That reminded me of what Duke Ellington told me once: “You know what I look for in a musician? Someone who knows how to listen.”

Nick heard “Down Home Blues” as sung by Denise LaSalle, a powerful singer – somewhat like Lil Green, he says- who works the South and sells a lot of records there. “She’s got a lowdown sound” Nick says. “She has that Mississippi twang. All them girls, they know. They’ve been through the whole thing.” And, as you can hear from Nick’s vocal, as well as his horn, so has Nick.
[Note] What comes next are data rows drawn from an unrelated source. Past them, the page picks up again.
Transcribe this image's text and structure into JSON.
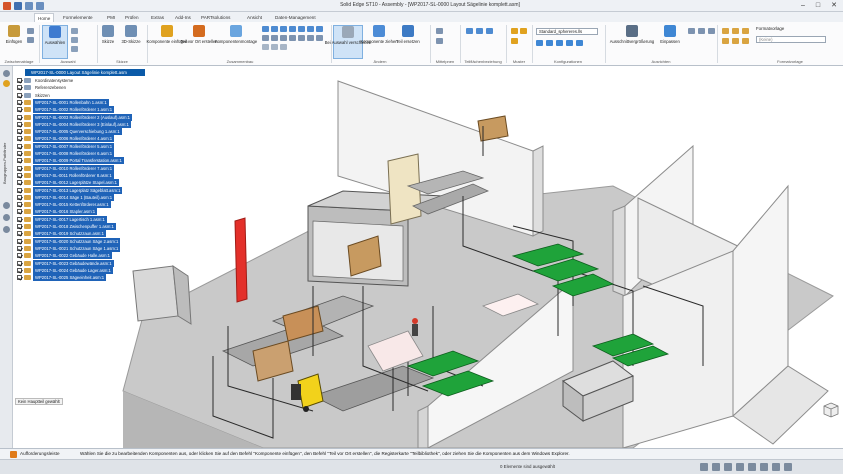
{
  "window": {
    "title": "Solid Edge ST10 - Assembly - [WP2017-SL-0000 Layout Sägelinie komplett.asm]",
    "minimize": "–",
    "maximize": "□",
    "close": "✕"
  },
  "tabs": [
    "Home",
    "Formelemente",
    "PMI",
    "Prüfen",
    "Extras",
    "Add-Ins",
    "PARTsolutions",
    "Ansicht",
    "Daten-Management"
  ],
  "ribbon": {
    "tools": [
      {
        "label": "Einfügen",
        "color": "#c79a3b"
      },
      {
        "label": "Auswählen",
        "color": "#3e7bd0",
        "selected": true
      },
      {
        "label": "Skizze",
        "color": "#6f8fb4"
      },
      {
        "label": "3D-Skizze",
        "color": "#6f8fb4"
      },
      {
        "label": "Komponente einfügen",
        "color": "#e0a21f"
      },
      {
        "label": "Teil vor Ort erstellen",
        "color": "#d46b1f"
      },
      {
        "label": "Komponentenmontage",
        "color": "#6aa5df"
      },
      {
        "label": "Bei Auswahl verschieben",
        "color": "#9aa8b8",
        "selected": true
      },
      {
        "label": "Komponente ziehen",
        "color": "#4d8cd6"
      },
      {
        "label": "Teil ersetzen",
        "color": "#3d7ac4"
      },
      {
        "label": "Ausschnittvergrößerung",
        "color": "#5a6e86"
      },
      {
        "label": "Einpassen",
        "color": "#3f87d4"
      }
    ],
    "groups": [
      "Zwischenablage",
      "Auswahl",
      "Skizze",
      "Zusammenbau",
      "Ändern",
      "Muster",
      "Konfigurationen",
      "Ausrichten",
      "Formatvorlage"
    ],
    "other_groups": [
      "Mittelpnen",
      "Teilflächenbeziehung"
    ],
    "config_combo": "Standard_sphereres.lls",
    "style_label": "Formatvorlage",
    "style_combo": "(Keine)"
  },
  "left_tab": {
    "label": "Baugruppen-Pathfinder"
  },
  "tree": {
    "header": "WP2017-SL-0000 Layout Sägelinie komplett.asm",
    "rows": [
      {
        "text": "Koordinatensysteme",
        "plain": true
      },
      {
        "text": "Referenzebenen",
        "plain": true
      },
      {
        "text": "Skizzen",
        "plain": true
      },
      {
        "text": "WP2017-SL-0001 Rollenbahn 1.asm:1"
      },
      {
        "text": "WP2017-SL-0002 Rollenförderer 1.asm:1"
      },
      {
        "text": "WP2017-SL-0003 Rollenförderer 2 (Auslauf).asm:1"
      },
      {
        "text": "WP2017-SL-0004 Rollenförderer 3 (Einlauf).asm:1"
      },
      {
        "text": "WP2017-SL-0005 Querverschiebung 1.asm:1"
      },
      {
        "text": "WP2017-SL-0006 Rollenförderer 4.asm:1"
      },
      {
        "text": "WP2017-SL-0007 Rollenförderer 5.asm:1"
      },
      {
        "text": "WP2017-SL-0008 Rollenförderer 6.asm:1"
      },
      {
        "text": "WP2017-SL-0009 Portal Transferstation.asm:1"
      },
      {
        "text": "WP2017-SL-0010 Rollenförderer 7.asm:1"
      },
      {
        "text": "WP2017-SL-0011 Rollenförderer 8.asm:1"
      },
      {
        "text": "WP2017-SL-0012 Lagerplätze Stapel.asm:1"
      },
      {
        "text": "WP2017-SL-0013 Lagerplatz Sägeblatt.asm:1"
      },
      {
        "text": "WP2017-SL-0014 Säge 1 (Bauteil).asm:1"
      },
      {
        "text": "WP2017-SL-0015 Kettenförderer.asm:1"
      },
      {
        "text": "WP2017-SL-0016 Stapler.asm:1"
      },
      {
        "text": "WP2017-SL-0017 Lagertisch 1.asm:1"
      },
      {
        "text": "WP2017-SL-0018 Zwischenpuffer 1.asm:1"
      },
      {
        "text": "WP2017-SL-0019 Schutzzaun.asm:1"
      },
      {
        "text": "WP2017-SL-0020 Schutzzaun Säge 2.asm:1"
      },
      {
        "text": "WP2017-SL-0021 Schutzzaun Säge 1.asm:1"
      },
      {
        "text": "WP2017-SL-0022 Gebäude Halle.asm:1"
      },
      {
        "text": "WP2017-SL-0023 Gebäudewände.asm:1"
      },
      {
        "text": "WP2017-SL-0024 Gebäude Lager.asm:1"
      },
      {
        "text": "WP2017-SL-0025 Sägeeinheit.asm:1"
      }
    ]
  },
  "viewport": {
    "status": "Kein Hauptteil gewählt"
  },
  "command_bar": {
    "label": "Aufforderungsleiste",
    "prompt": "Wählen Sie die zu bearbeitenden Komponenten aus, oder klicken Sie auf den Befehl \"Komponente einfügen\", den Befehl \"Teil vor Ort erstellen\", die Registerkarte \"Teilbibliothek\", oder ziehen Sie die Komponenten aus dem Windows Explorer."
  },
  "status_bar": {
    "elements": "0 Elemente sind ausgewählt"
  },
  "colors": {
    "accent": "#1f63b8",
    "tree_header": "#0b5aa8",
    "conveyor_green": "#1fa33a",
    "forklift_yellow": "#f2d21b",
    "pillar_red": "#e3302a"
  }
}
“Reverend John Gensel” is the minister of the jazz community. He’s based at St. Peter’s Lutheran Church in Manhattan, but his availability extends ecumenically anywhere a jazz musician has need of him. He marries them, buries them, and is a friend, a close friend, of more jazz players than any non-jazz musician has ever been. Gensel is astoundingly unpretentious, not in the least self-righteous, has a gentle but perceptive wit, and all in all, is almost too good to be true. But he is true.

Big Nick wrote this song for the pastor “because he has dedicated his life to music and to musicians. And he has done several things for me. He is so honest. So up front. If only all people connected with our music were like him.”

“A Flower Is A Lovesome Thing” is Billy Strayhorn’s. Strayhorn, as every school child should know, but doesn’t, was a long-time associate of Duke Ellington as arranger, co-composer, and creative listener. When Big Nick was the leader of the band, master of ceremonies and booker of the Paradise Club in Harlem in the early 1950’s, Strayhorn lived up the street from the club. “He’s bring people from all over the world into the Paradise,” says Nick, “Swea’ Pea liked the way I played and sometimes, when he was feeling good, he’d play piano there.”

“He used to give me advice. He’d say ‘ Nick, don’t do nothing but be yourself.”

The preceding “Two For The Road” and the succeeding “I’m Pulling Through” show additional ways in which Nick “speaks” through his horn. As Eric Snider wrote, in reviewing the first album for “Music Magazine”, “Nick spends more energy finding the right notes than cramming in as many as he can.” The reason for that is that he’s not just playing notes. He’s telling stories, real-life stories.

“Reincarnation of Sonny Clarke” came to Nick’s attention when he was in New Orleans with the Marsalis family ( Ellis, Wynton, et. al). “We did a concert, and a pianist, Mike Pellera, was also on it. He’s an admirer of Sonny Clarke, and he wrote and dedicated this song to Sonny in order to remind people how great he was.”

Working with Nick in this set is a consistently resilient, attentive, and anticipatory rhythm section. John Miller is described by Nick as “a great musician and a fine human being. He was Stanley Turrentine’s musical director for twelve years, and he often works with me.”

If I were putting together a television program on the challenge and great pleasures of jazz drumming, I’d make sure he Billy Hart had a featured place in it. He is an instructive, subtle delight to watch, as well as to hear.

“I first worked with Billy Hart at a fund raiser for a jazz radio station WGBO,” Nick says. “There was no rehearsal. He walked in cold and fitted right in. He’s a natural.”

Nick met bassist Dave Jackson a couple of years ago and was struck by “his musicianship, his dedication, and the fact hat he’s a gentleman.”

In directing this album, Nick adds, “before each tune, I’d explain what it was all about. And if it was a ballad, I’d read out the lyrics.” It’s all part of making the story clear and meaningful to the musicians and thereby to the listeners. That’s Big Nick’s passion. Or, as he puts it:

“At the last count, there were 6 billion people in the world and I would like o reach as many as I can with a big, deep and warm sound.”